Feurstein Ja, das von früher ist leichter zu erinnern. Ich flüchte dann in die guten alten Zeiten, aber das ist ja auch ein Selbstbetrug. Ich schaue im Computer, was ich gespeichert habe. Aber das ist eigentlich auch nicht das Richtige, ich versuche, möglichst wenig mit diesen Erinnerungen zu leben. Es tut nicht weh, aber das hält nicht. Mein Leben war ein Geschenk, es war alles da, Freundschaft, Liebe, finanzieller Background, schöne Reisen, tolle Kunst. Nur das Alter … die schlimmste Zeit ist eigentlich jetzt. Das bisschen Luxus hier ist zwar angenehm, aber die Einsamkeit nimmt zu, alles verliert an Bedeutung.
Was würden Sie jemandem empfehlen, der jetzt neu mit Demenz konfrontiert ist?

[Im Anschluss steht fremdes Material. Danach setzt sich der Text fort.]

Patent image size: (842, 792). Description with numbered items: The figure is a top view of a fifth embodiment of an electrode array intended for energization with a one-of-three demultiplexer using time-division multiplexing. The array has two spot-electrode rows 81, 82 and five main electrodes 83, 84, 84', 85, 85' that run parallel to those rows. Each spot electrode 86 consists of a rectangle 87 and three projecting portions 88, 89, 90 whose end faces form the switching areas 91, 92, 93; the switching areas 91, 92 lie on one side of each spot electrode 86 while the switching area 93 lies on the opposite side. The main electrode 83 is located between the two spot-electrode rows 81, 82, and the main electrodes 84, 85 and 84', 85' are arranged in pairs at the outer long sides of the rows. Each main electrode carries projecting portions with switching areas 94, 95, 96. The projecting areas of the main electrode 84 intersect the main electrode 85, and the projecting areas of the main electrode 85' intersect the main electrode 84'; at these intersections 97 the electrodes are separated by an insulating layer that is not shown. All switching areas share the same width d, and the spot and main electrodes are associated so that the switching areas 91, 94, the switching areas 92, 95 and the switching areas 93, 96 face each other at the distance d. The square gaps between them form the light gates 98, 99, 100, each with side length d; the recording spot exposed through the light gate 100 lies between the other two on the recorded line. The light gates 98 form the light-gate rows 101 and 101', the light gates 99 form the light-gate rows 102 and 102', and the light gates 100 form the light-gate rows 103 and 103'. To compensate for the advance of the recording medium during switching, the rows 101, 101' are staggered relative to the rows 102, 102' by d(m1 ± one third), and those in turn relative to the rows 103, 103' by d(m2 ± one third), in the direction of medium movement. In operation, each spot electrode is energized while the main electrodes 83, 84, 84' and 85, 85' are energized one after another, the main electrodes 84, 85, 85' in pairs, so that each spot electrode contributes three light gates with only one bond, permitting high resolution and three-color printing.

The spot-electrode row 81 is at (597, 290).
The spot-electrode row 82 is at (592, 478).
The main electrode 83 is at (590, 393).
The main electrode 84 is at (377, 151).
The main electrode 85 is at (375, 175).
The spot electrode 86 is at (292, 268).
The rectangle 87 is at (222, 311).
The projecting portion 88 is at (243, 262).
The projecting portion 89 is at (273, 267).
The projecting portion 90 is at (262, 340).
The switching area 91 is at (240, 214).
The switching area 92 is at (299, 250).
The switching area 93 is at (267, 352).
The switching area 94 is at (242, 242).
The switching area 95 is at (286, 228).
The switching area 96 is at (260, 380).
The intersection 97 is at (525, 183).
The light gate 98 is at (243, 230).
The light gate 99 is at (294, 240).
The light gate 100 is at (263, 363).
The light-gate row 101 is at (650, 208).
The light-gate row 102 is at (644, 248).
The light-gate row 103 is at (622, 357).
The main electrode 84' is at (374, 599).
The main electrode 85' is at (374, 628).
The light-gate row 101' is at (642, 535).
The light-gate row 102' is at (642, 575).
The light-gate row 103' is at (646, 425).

Feurstein Man braucht jemanden, mit dem man sprechen kann. Das Alleinsein ist am schlimmsten. Wenn Familie da ist, ist das sehr wertvoll.
Ich bin sehr froh, dass Sie so offen sprechen.
Feurstein Da bin ich unkompliziert, ich weiß, was ich falsch mache und versuche, mit mir selbst zurechtzukommen. Meine Gedanken versuche ich zu bearbeiten. Es gab eine Zeit, da war ich sehr sicher – ich war nicht sehr einfach für andere. Ich war auch böse, teilweise. Jetzt bin ich vorsichtiger geworden und auch dankbar, aber ich empfinde vorwiegend Resignation, ich bin voller Unsicherheit und Angst.